Although we've never been in situations where we had to push someone off a bridge to stop a train, I'm sure we've had moments where we had to figuratively "sacrifice" someone else (or their time or the relationship you have with them) for the benefit of others (or yourself). There are statewide issues - the pandemic being a prime modern example - that requires the prioritization of a body of people of another. Without an "ethical code" or some religion that everyone adheres to, it's downright impossible to figure out what is right and to have the masses follow to such definitions of what is "right." In some ways, although most of the progress we made as humanity in recent times should be celebrated, the constant questioning and over access to information as well as this idea that EVERYONE'S ideologies, rules of conduct and ethical compasses should be expressed and discussed may not be the most efficient nor beneficial world to live in - as optionality nor fragmentation is always the solution, especially when it comes to a set of rules or a baseline for the decisions we make so often that leads to a butterfly effect of serious consequences. For society and humanity to make progress, we need to hold on to and emphasize the one thing that sets us apart (at least in my opinion, partly enhanced by Sapiens), which is our ability to act on the intangible, which "definition of justice" falls into.

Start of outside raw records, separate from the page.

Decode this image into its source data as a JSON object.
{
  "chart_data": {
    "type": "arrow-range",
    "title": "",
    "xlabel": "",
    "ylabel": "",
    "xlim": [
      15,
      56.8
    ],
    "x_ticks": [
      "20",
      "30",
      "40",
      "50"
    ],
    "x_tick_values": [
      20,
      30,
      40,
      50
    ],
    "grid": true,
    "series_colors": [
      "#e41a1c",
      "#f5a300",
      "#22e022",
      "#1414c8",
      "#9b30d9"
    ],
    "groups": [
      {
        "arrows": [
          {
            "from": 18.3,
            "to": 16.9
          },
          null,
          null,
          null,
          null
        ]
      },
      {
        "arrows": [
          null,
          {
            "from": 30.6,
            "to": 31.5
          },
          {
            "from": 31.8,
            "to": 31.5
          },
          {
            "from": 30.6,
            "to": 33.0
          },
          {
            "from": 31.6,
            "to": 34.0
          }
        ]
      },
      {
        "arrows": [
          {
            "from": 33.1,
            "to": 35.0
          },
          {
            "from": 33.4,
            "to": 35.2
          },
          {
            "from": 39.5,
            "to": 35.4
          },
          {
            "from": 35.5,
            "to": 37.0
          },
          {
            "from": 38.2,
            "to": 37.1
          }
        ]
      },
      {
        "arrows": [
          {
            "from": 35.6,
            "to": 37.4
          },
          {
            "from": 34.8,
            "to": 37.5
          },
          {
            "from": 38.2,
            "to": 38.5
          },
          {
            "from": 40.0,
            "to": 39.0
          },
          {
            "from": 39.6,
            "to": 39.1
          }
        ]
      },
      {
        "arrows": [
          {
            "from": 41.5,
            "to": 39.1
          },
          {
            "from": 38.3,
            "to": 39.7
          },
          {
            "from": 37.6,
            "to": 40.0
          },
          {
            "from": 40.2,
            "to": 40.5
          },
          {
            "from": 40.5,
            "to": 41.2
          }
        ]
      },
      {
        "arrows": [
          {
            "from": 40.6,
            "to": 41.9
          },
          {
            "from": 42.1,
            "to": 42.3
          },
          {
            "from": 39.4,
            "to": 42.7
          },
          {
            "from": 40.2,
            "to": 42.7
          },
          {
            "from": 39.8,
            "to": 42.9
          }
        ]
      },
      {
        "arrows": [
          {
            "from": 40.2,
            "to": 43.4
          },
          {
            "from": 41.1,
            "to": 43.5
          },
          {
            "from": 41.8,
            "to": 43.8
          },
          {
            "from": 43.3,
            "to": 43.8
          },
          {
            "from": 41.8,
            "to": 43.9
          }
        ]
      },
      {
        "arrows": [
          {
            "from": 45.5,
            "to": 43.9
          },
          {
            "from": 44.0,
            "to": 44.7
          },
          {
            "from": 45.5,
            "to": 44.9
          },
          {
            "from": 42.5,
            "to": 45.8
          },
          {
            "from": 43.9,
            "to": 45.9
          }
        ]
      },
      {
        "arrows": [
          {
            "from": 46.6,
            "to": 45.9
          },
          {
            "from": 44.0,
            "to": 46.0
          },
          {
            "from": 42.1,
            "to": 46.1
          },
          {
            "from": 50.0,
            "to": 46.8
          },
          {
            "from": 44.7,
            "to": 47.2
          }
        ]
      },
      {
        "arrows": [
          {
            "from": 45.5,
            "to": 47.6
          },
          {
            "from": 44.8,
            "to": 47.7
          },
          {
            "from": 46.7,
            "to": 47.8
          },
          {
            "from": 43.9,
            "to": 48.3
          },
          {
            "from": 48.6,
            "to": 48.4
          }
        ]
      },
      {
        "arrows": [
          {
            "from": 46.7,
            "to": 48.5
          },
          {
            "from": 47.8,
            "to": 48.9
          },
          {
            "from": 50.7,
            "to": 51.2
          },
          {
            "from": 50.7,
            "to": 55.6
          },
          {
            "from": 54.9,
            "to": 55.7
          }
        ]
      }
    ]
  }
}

I don't think it's wrong to question the justice system (not necessarily the legal system, but literally the system that we agree on as human beings as the right things to do) - in fact, this is essential in any society that's "improving." However, constantly questioning what is right without fully diving into how society performs under a set of standards just to be progressive doesn't get you anywhere as there will be no proof of concept (apologies for using these puzzwords here). It takes years, if not centuries to understand whether or not a rulebook for ethics works out for a society or not and my concern is that currently we're coming up with new rules for what is right on the daily and there's no time to discern whether or not something works or not, and furthermore what works for the most people as opposed to just the vocal folks. I'm pretty clear what the right thing to do based on the Bible, but I'm also of the belief that if my faith is as real as I think it is, then it should also be applicable to those that don't believe. I hope finishing this book better equips me to have these conversations and I look forward to recognizing what the right thing to do is.